As you know if you’ve ever filed personal taxes before, a tax deduction is a decrement of taxable income. If you’re starting up a small business, you’re going to be focusing on making as much profit as you can, and taking advantage of business tax deductions can be a big help towards that. Unfortunately, a lot of business owners, especially new small business owners, don’t know about some of these deductions. Here are some you should keep in mind when it’s time to file.
Startup Costs
The expenses you pay when starting your business count as a tax deduction. These expenses include any that were involved in creating, launching, or organizing the business. For example, legal costs involved in setting up your business as a legal entity would count towards your deduction. There are some limits on this, though. You only get this deduction if your business startup expenses were $50,000 or less, and you only get a $5,000 deduction.

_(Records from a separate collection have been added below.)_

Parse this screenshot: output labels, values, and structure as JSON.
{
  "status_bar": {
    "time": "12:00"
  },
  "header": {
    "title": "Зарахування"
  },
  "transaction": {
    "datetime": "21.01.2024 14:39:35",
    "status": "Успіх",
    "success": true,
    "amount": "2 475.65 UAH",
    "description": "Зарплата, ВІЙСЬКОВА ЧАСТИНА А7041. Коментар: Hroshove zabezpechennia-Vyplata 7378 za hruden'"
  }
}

However, this can still make a big difference for many new business owners.
Charitable Contribution
You can deduct charitable contributions as long as your donation was to a qualifying organization. There are several different types of corporate donation opportunities that you can deduct on your business’s tax returns. These are cash gifts, property, or travel expenses.
In most cases, you can deduct up to 50 percent of your adjusted gross income for cash or property donations. However, for some organizations, you can only deduct 30 percent. There are some donations that won’t be counted at all. These include gifts to individuals, for-profit schools, and politicians. Travel costs may be deducted at a rate of about fourteen cents per mile, if you traveled for the organization.
Bad Debts
All businesses will incur bad debts at some point. This would be money that you are owned by a client or organization that you can’t collect. According to the IRS, bad debts might include things like unpaid credit sales, or unpaid loans. To deduct this, you must be able to prove that the debts are worthless, which means that it will likely never be repaid. You should be able to show that you took reasonable action in trying to collect the debt.
Health Insurance
You can also deduct health insurance from your taxes if you’re paying it through your business. In fact, you can deduct this even if you’re self-employed and paying for your family’s insurance plan. There are several different types of categories of health insurance plans that cater to smaller businesses, so you and your employees have options. This is one of the most frequently missed deductions, so take advantage of it.
Education and Training
If your business is paying for an employee’s education, you can claim a tax deduction. Through an educational assistance program, you can provide $5250. However, if you give your employee more this amount, this assistance must be considered wages and will be taxed as such. You can also write off other types of training for your employees. This education must be directly related to your business and may include expenses incurred during workshops, conferences, trade shows, or similar types of train.
These are some of the tax deductions that small businesses often overlook. To increase your new business’s profits, take advantage of these and other tax deductions. Contact a tax advisor to learn which tax deductions you are eligible for when filing.